Scientists have unearthed a set of fossils in the Ethiopian Afar region that they believe is a "missing link" between a primitive ape-like creature that lived more than 4.4 million years ago and a later ape-man who became our own ancestor.

The discovery means that the region now boasts the discovery of the fossilised remains of eight distinct species that represent different stages in the evolutionary transition from ape to anatomically modern man.

The latest fossil find belongs to a species called Australopithecus anamensis, which lived about 4.2 million years ago, between the earlier Ardipithecus ramidus and the later Australopithecus afarensis.

Professor Tim White of the University of California, Berkeley, said that the discovery filled a million-year gap in the human fossil record between our ape-man ancestors - the australopithecines - who lived 3.5 million years ago and the even more primitive Ardipithecus. "This new discovery closes the gap between the fully blown Australopithecines and earlier forms we call Ardipithecus. We now know where Australopithecus came from before 4 million years ago," Professor White said.

Scientists found the latest fossils, which belong to at least eight individuals, in an area of Afar called the Middle Awash, which lies about 140 miles north-east of the capital, Addis Ababa. Fossils of ape-like creatures dating back to 5.7 million years had already been found at the site. The most recent fossils belong to some of the oldest anatomically modern humans, who lived there about 80,000 years ago.

"Here, in a single Ethiopian valley, we have nearly a mile-thick stack of superimposed sediments and 12 horizons [layers] yielding hominid fossils," Professor White said. "These discoveries confirm the Middle Awash study area as the world's best window on human evolution."

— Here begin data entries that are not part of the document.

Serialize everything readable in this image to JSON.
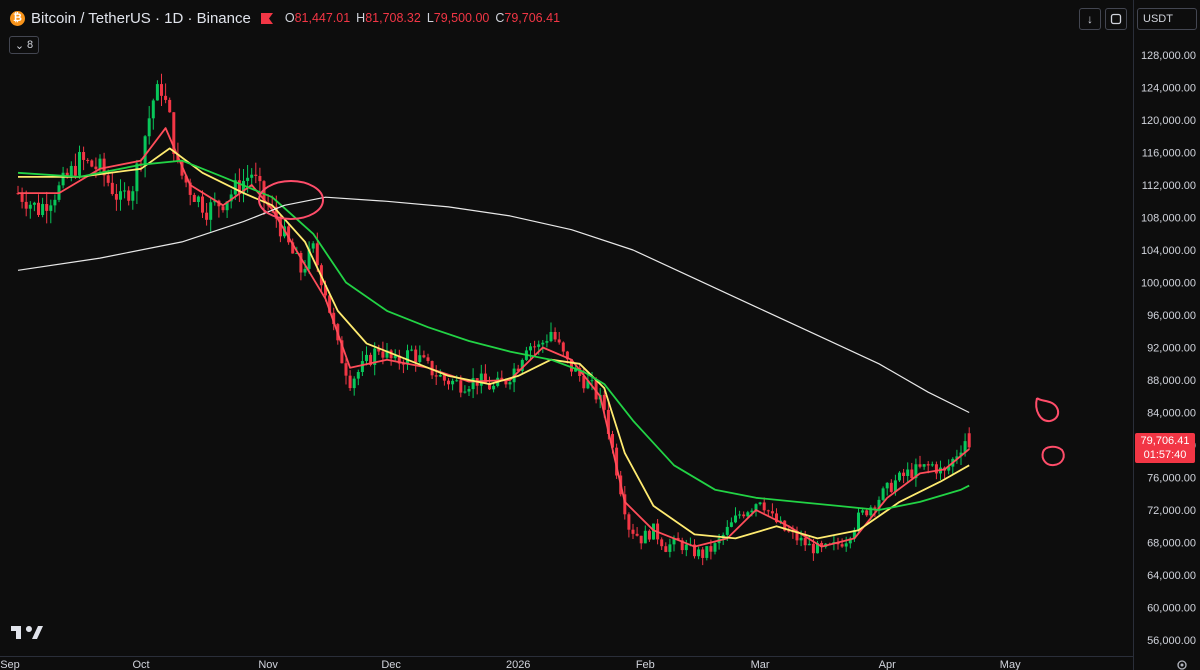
{
  "header": {
    "symbol": "Bitcoin / TetherUS · 1D · Binance",
    "coin_glyph": "₿",
    "ohlc": [
      {
        "key": "O",
        "value": "81,447.01"
      },
      {
        "key": "H",
        "value": "81,708.32"
      },
      {
        "key": "L",
        "value": "79,500.00"
      },
      {
        "key": "C",
        "value": "79,706.41"
      }
    ],
    "down_color": "#f23645",
    "up_color": "#08c75a"
  },
  "indicators": {
    "count": "8"
  },
  "toolbar": {
    "currency": "USDT"
  },
  "price_label": {
    "price": "79,706.41",
    "countdown": "01:57:40"
  },
  "chart_data": {
    "type": "line",
    "title": "",
    "ylim": [
      54000,
      130000
    ],
    "y_ticks": [
      128000,
      124000,
      120000,
      116000,
      112000,
      108000,
      104000,
      100000,
      96000,
      92000,
      88000,
      84000,
      80000,
      76000,
      72000,
      68000,
      64000,
      60000,
      56000
    ],
    "y_tick_labels": [
      "128,000.00",
      "124,000.00",
      "120,000.00",
      "116,000.00",
      "112,000.00",
      "108,000.00",
      "104,000.00",
      "100,000.00",
      "96,000.00",
      "92,000.00",
      "88,000.00",
      "84,000.00",
      "80,000.00",
      "76,000.00",
      "72,000.00",
      "68,000.00",
      "64,000.00",
      "60,000.00",
      "56,000.00"
    ],
    "x_ticks": [
      "Sep",
      "Oct",
      "Nov",
      "Dec",
      "2026",
      "Feb",
      "Mar",
      "Apr",
      "May"
    ],
    "x_tick_days": [
      0,
      30,
      61,
      91,
      122,
      153,
      181,
      212,
      242
    ],
    "grid": false,
    "candles": {
      "name": "BTC/USDT 1D",
      "path": [
        [
          0,
          111000
        ],
        [
          5,
          109000
        ],
        [
          10,
          111500
        ],
        [
          15,
          115000
        ],
        [
          20,
          114000
        ],
        [
          25,
          110000
        ],
        [
          28,
          112000
        ],
        [
          30,
          116000
        ],
        [
          33,
          122500
        ],
        [
          35,
          124000
        ],
        [
          37,
          120000
        ],
        [
          39,
          114000
        ],
        [
          42,
          111500
        ],
        [
          46,
          109000
        ],
        [
          50,
          110000
        ],
        [
          54,
          112000
        ],
        [
          57,
          113500
        ],
        [
          60,
          110000
        ],
        [
          63,
          108000
        ],
        [
          66,
          104500
        ],
        [
          69,
          101500
        ],
        [
          72,
          104000
        ],
        [
          75,
          99000
        ],
        [
          78,
          92000
        ],
        [
          81,
          88000
        ],
        [
          84,
          89500
        ],
        [
          88,
          92000
        ],
        [
          92,
          90000
        ],
        [
          96,
          91500
        ],
        [
          100,
          89500
        ],
        [
          104,
          88000
        ],
        [
          108,
          87500
        ],
        [
          112,
          88000
        ],
        [
          116,
          87000
        ],
        [
          119,
          88000
        ],
        [
          122,
          90000
        ],
        [
          124,
          92500
        ],
        [
          127,
          92000
        ],
        [
          130,
          94000
        ],
        [
          132,
          92000
        ],
        [
          134,
          90000
        ],
        [
          137,
          88500
        ],
        [
          140,
          87000
        ],
        [
          143,
          84500
        ],
        [
          146,
          77000
        ],
        [
          149,
          70000
        ],
        [
          152,
          68500
        ],
        [
          155,
          69500
        ],
        [
          158,
          67500
        ],
        [
          161,
          68000
        ],
        [
          164,
          67000
        ],
        [
          167,
          66500
        ],
        [
          170,
          67500
        ],
        [
          173,
          69500
        ],
        [
          176,
          71500
        ],
        [
          179,
          72500
        ],
        [
          181,
          73500
        ],
        [
          184,
          71000
        ],
        [
          187,
          69500
        ],
        [
          190,
          68500
        ],
        [
          193,
          67500
        ],
        [
          196,
          67000
        ],
        [
          199,
          67500
        ],
        [
          202,
          68500
        ],
        [
          205,
          71000
        ],
        [
          208,
          72500
        ],
        [
          211,
          74000
        ],
        [
          214,
          75500
        ],
        [
          217,
          76500
        ],
        [
          220,
          77000
        ],
        [
          223,
          77500
        ],
        [
          226,
          76500
        ],
        [
          229,
          79000
        ],
        [
          232,
          81500
        ]
      ],
      "last_close": 79706.41
    },
    "series": [
      {
        "name": "",
        "color": "#ff4d5a",
        "values": [
          [
            0,
            111000
          ],
          [
            10,
            111000
          ],
          [
            20,
            114000
          ],
          [
            30,
            115000
          ],
          [
            36,
            119000
          ],
          [
            42,
            112000
          ],
          [
            50,
            109500
          ],
          [
            57,
            112000
          ],
          [
            62,
            109000
          ],
          [
            69,
            103000
          ],
          [
            75,
            98000
          ],
          [
            81,
            89500
          ],
          [
            90,
            90500
          ],
          [
            100,
            89500
          ],
          [
            110,
            87800
          ],
          [
            120,
            88000
          ],
          [
            128,
            92000
          ],
          [
            135,
            90500
          ],
          [
            142,
            86000
          ],
          [
            148,
            73000
          ],
          [
            155,
            69500
          ],
          [
            165,
            67500
          ],
          [
            173,
            68500
          ],
          [
            180,
            72000
          ],
          [
            188,
            70000
          ],
          [
            196,
            67500
          ],
          [
            204,
            68500
          ],
          [
            212,
            73500
          ],
          [
            220,
            76500
          ],
          [
            226,
            77000
          ],
          [
            232,
            79500
          ]
        ]
      },
      {
        "name": "",
        "color": "#ffeb70",
        "values": [
          [
            0,
            113000
          ],
          [
            15,
            113000
          ],
          [
            30,
            114000
          ],
          [
            37,
            116500
          ],
          [
            45,
            113500
          ],
          [
            55,
            111000
          ],
          [
            62,
            109500
          ],
          [
            70,
            105000
          ],
          [
            78,
            96500
          ],
          [
            85,
            92500
          ],
          [
            95,
            90500
          ],
          [
            105,
            88500
          ],
          [
            115,
            87500
          ],
          [
            122,
            88500
          ],
          [
            130,
            90500
          ],
          [
            137,
            90000
          ],
          [
            143,
            87000
          ],
          [
            148,
            79000
          ],
          [
            155,
            72500
          ],
          [
            165,
            69000
          ],
          [
            175,
            68500
          ],
          [
            185,
            70000
          ],
          [
            195,
            68500
          ],
          [
            205,
            69500
          ],
          [
            215,
            73000
          ],
          [
            225,
            75500
          ],
          [
            232,
            77500
          ]
        ]
      },
      {
        "name": "",
        "color": "#22d345",
        "values": [
          [
            0,
            113500
          ],
          [
            15,
            113000
          ],
          [
            30,
            114500
          ],
          [
            40,
            115000
          ],
          [
            50,
            113000
          ],
          [
            62,
            110500
          ],
          [
            72,
            106000
          ],
          [
            80,
            100000
          ],
          [
            90,
            96500
          ],
          [
            100,
            94500
          ],
          [
            110,
            92800
          ],
          [
            120,
            91500
          ],
          [
            130,
            90500
          ],
          [
            138,
            89000
          ],
          [
            143,
            87500
          ],
          [
            150,
            83000
          ],
          [
            160,
            77500
          ],
          [
            170,
            74500
          ],
          [
            180,
            73500
          ],
          [
            190,
            73000
          ],
          [
            200,
            72500
          ],
          [
            210,
            72000
          ],
          [
            220,
            73000
          ],
          [
            230,
            74500
          ],
          [
            232,
            75000
          ]
        ]
      },
      {
        "name": "",
        "color": "#e8e8e8",
        "values": [
          [
            0,
            101500
          ],
          [
            20,
            103000
          ],
          [
            40,
            105000
          ],
          [
            55,
            107500
          ],
          [
            65,
            109500
          ],
          [
            75,
            110500
          ],
          [
            90,
            110000
          ],
          [
            105,
            109300
          ],
          [
            120,
            108200
          ],
          [
            135,
            106500
          ],
          [
            150,
            104000
          ],
          [
            165,
            100500
          ],
          [
            180,
            97000
          ],
          [
            195,
            93500
          ],
          [
            210,
            90000
          ],
          [
            222,
            86500
          ],
          [
            232,
            84000
          ]
        ]
      }
    ]
  }
}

The latest fossils belong to a creature that was more ape than human but nevertheless walked on two legs. Australopithecus anamensis was thick-set and short with a small brain and big cheek teeth for grinding the toughest plants. It is not known whether Australopithecus was a direct descendant of the earlier Ardipithecus, who had smaller teeth, but the fact that they both lived in the same area at apparently different times suggests this is one possibility. "It is fair to say some species of Ardipithecus gave rise to Australopithecus," said Professor White, who led the study published today in the journal Nature.

"Australopithecus became a superior omnivore, able to eat tubers and roots with more fibre and grit, adapting it better to times of scarcity during periods of extended drought," he said.

"They may have been small brained, but they stuck around a long time, fully half of our zoological family's six-million-year existence on the planet."

Hundreds of other fossilised bones have been dated to the same period. Giday WoldeGabriel, a geologist at the Los Alamos National Laboratory in New Mexico and the study's co-leader, said the bones belonged to species such as colobus monkeys, kudus, pigs, birds, rodents, hyenas and big predatory cats. "The abundance of monkeys, kudus and other mammals, and petrified wood, shows that a closed, wooded-habitat type persisted over a long period in this part of the Afar and was favoured by hominids between four and six million years ago," he said.

The latest fossils are mostly of teeth, some of which had to be painstakingly reconstructed after shattering into many tiny pieces when they had been exposed to wind and erosion.

Scientists have now built up a catalogue of 246 separate hominid specimens from fossils unearthed from a dozen different layers of sediments in the ground which each represent a distinct period of evolutionary history.